Según explicó el legislador a Búsqueda, su propuesta beneficia a los adquirentes de bienes y servicios, quienes podrán conservar en forma digital todas las facturas, “facilitándole la consulta, control y conservación de los comprobantes de compras”; a los comerciantes, que podrán reducir costos; al fisco, al incentivarse la facturación electrónica; y a toda la sociedad uruguaya, ya que nos permitirá vivir en un ambiente con menor cantidad de residuos, en este caso enteramente prescindibles.
Lema aseguró que habló con la directora general de Rentas, Margarita Faral, y que la jerarca se mostró dispuesta a analizar su planteo.

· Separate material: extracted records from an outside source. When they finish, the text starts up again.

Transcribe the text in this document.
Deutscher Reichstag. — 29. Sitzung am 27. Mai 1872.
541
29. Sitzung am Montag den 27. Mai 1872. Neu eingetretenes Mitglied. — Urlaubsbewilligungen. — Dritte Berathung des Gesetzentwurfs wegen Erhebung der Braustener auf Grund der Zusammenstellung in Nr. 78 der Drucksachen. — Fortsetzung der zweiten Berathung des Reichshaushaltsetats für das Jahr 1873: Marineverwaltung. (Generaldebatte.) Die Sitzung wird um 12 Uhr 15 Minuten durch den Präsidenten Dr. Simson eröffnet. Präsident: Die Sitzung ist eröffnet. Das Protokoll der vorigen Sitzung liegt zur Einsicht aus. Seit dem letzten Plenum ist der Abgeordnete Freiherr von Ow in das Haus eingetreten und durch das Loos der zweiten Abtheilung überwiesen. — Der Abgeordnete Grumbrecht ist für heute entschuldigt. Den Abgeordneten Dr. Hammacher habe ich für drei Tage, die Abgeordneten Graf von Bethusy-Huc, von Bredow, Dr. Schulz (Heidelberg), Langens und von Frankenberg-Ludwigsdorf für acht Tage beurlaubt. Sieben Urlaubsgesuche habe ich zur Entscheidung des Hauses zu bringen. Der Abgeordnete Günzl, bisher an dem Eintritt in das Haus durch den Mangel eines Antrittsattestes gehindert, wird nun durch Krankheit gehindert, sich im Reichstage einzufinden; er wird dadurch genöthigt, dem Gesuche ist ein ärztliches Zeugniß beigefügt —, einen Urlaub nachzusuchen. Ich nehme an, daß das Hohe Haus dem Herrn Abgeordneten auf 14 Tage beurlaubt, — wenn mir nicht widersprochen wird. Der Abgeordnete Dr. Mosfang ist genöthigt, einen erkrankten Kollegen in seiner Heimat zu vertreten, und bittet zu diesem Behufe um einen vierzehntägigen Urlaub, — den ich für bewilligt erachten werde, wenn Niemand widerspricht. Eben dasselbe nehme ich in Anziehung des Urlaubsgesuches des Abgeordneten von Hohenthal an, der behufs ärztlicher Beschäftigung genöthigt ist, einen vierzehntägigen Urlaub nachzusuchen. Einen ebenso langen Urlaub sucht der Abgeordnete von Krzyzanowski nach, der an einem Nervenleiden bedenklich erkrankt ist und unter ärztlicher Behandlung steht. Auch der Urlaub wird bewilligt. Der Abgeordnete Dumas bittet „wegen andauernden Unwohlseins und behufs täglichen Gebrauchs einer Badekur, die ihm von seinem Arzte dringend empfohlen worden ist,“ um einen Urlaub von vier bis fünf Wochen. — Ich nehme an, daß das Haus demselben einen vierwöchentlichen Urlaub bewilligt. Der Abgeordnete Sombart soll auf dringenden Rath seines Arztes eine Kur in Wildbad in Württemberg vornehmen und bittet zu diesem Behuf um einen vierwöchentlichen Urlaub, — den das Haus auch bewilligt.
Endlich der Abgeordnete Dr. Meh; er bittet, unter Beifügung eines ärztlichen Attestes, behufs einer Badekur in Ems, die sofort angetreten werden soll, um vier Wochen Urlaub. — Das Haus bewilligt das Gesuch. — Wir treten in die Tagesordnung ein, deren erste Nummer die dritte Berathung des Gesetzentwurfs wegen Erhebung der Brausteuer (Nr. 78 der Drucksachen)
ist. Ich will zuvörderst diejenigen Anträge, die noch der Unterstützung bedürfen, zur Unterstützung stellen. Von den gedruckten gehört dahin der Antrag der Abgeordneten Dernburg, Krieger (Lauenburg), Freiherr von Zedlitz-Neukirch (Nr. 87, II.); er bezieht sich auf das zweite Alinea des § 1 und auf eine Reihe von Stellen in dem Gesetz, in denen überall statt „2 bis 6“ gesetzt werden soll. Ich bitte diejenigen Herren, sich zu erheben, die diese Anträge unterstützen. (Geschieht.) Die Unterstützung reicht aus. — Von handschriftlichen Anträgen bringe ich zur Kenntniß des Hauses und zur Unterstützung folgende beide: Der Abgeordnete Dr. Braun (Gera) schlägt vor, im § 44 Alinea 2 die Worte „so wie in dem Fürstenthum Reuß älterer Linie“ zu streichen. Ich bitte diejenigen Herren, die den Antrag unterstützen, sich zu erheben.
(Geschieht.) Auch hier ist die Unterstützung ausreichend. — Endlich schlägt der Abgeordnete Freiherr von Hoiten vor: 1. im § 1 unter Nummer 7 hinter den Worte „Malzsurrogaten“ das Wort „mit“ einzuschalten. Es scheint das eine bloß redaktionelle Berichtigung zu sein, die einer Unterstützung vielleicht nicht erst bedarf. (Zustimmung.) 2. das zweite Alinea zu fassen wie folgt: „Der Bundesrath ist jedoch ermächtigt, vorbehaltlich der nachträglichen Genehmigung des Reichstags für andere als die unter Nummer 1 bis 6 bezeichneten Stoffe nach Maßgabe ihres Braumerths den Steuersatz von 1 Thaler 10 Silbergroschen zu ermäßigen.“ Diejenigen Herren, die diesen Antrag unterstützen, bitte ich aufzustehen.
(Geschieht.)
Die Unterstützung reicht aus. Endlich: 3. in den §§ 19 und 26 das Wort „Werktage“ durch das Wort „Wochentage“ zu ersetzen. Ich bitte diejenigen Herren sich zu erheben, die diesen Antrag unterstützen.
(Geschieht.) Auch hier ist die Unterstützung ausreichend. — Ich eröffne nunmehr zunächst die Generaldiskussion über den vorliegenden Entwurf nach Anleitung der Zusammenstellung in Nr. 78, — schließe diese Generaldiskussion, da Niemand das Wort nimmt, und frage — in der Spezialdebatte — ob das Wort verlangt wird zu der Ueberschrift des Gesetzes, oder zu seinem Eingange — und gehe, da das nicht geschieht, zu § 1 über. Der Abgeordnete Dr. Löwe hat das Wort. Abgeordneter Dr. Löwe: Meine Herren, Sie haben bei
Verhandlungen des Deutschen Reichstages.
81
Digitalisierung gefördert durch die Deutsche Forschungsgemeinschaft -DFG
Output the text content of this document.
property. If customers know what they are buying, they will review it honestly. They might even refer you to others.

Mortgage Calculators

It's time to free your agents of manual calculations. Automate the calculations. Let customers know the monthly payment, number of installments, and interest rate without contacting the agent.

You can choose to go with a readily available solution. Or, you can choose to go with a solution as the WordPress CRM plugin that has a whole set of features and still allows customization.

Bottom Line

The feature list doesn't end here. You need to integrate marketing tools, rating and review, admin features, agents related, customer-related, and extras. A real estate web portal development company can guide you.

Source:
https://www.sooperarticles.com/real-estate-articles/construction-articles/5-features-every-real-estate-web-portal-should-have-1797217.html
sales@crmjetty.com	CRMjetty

Propuesta. En 2009 la facturación electrónica fue regulada por la DGI estableciendo que, en determinados supuestos, se deba entregar el CFE en forma impresa. En su resolución, la oficina recaudadora señala: “Cuando se verifiquen operaciones con receptores no electrónicos o que impliquen el movimiento físico de bienes, los emisores electrónicos deberán imprimir y entregar una representación del CFE correspondiente”. La Impositiva indica como excepción a la “representación impresa” aquellas “operaciones con receptores no electrónicos, y donde no exista traslado de bienes, siempre que exista consentimiento de dichos receptores mediante una autorización expresa, independiente al contrato principal, que establezca la forma en la cual accederán al comprobante”.
Lema propone modificar esa resolución (Nº 798/2012) con el fin de evitar la “generación de residuos innecesarios (dado que la mayor parte de los consumidores finales descarta el ticket o factura de compra de bienes o servicios en forma inmediata a efectuar dicha compra) y preservar el medio ambiente”, pero sin que se pierdan facultades de fiscalización.
En concreto, propone “incentivar la entrega de los CFE en formato digital”, ya sea a través de un correo electrónico o de un sitio web donde estén disponibles todos los emitidos para cada persona, “previo ingreso con contraseña o cédula de identidad con PIN a los receptores no electrónicos o en operaciones que impliquen movimiento físico de bienes, siempre con autorización expresa del receptor. “Con ello se evitaría la impresión de los CFE y facilitaría al consumidor o receptor la conservación y análisis de todas las compras realizadas”, explica el legislador.
La adopción del régimen de documentación fiscal electrónica para las empresas se hizo de manera escalonada, considerando los niveles de facturación. En 2020 están obligadas a incorporarse todas las empresas, unipersonales y profesionales que en el último ejercicio tuvieron ventas por más de 305.000 unidades indexadas a la inflación, es decir unos US$ 33.900, aproximadamente.